There are many monetary advantages to be gained by involving utilities in deploying solar PV systems, but there are a bunch of problems that have to be solved before this step can be taken. We have to deal with line losses and congestion, transmission and distribution in off-sets, fuel price in hedges. One issue we really started thinking about recently (particularly in the Northeast of the United States) is grid hardening—how do you make the grid more stable in the event of attacks, either man-made or natural? In order to stabilize the grid we still need more technological development in order to reach a sufficient level.
Finally there is also a financing problem.

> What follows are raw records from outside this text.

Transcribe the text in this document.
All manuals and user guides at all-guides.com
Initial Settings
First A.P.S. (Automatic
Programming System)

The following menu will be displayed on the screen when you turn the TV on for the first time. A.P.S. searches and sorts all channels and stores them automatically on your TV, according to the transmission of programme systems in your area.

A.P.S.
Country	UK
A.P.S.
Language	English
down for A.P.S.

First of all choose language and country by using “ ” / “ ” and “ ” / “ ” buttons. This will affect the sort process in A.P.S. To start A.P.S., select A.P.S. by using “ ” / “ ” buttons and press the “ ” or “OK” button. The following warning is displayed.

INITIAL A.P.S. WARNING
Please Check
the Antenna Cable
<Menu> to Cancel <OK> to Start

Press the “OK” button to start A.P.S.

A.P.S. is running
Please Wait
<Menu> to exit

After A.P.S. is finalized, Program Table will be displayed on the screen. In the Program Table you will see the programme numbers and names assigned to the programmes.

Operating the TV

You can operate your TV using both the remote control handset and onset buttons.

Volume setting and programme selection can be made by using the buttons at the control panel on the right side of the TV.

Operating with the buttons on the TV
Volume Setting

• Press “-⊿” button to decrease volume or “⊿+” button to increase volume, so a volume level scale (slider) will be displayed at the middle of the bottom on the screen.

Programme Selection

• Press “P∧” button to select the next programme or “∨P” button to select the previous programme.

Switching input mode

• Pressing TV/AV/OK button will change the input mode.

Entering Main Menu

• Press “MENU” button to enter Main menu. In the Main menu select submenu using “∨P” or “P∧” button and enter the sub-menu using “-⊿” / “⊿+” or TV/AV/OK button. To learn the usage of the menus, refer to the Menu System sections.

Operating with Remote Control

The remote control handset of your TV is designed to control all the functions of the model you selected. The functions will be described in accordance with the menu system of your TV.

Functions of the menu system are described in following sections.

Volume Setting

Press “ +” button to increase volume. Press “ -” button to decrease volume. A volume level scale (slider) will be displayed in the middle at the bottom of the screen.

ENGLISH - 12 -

The costs of implementing a solar PV system are too high at this moment, none more than the financing cost. As in any long-lived asset, the vast majority of LCOE is in the cost of carrying of the capital. By simplifying structures and wrapping risks, capital providers could just drive tens or hundreds of basis points down on the cost of money resulting in a lower LCOE.
Furthermore, uncertainty about financing and transactions should be taken away by focusing on asset management. Integrating the finance with mortgages, utility bills, and insurance products would result in the safest long-term asset class, and therefore borrowing cost, out there.
Solarplaza: What are the risks that are most critical to address?
There are several risks one would need to consider; there are the physical risks of the system and there are the financial risks. Of these risks I think that revenue certainty is the most important one. The secret to why feed-in tariffs played the biggest part in the beginning is that people were willing to pay a really high price, and lots of value on levelised cost basis is really important—but in the end what really mattered was the revenue certainty. Just the simple fact that you know that the revenue is going to be there, even without exactly knowing how much If I’m going to get paid for 20 years on something, can actually drive down my cost of financing dramatically. That matters for creating value for customers and suppliers.
Solarplaza: What remains to be done?
The remaining issues are optimal financing, utility engagement with real projects and real bankers, and firming up the power to allow ever-increasing penetration levels. If solar is going to get 100 Gigawatts of annual installed power or more, that is what’s required. Fix the value mechanism and rate designs will prop up proper price signals and then allow utilities to participate in that growth. When the solar industry follows this playbook, it will cease being the industry on the outside, and finally be the calling the shots on our global energy future.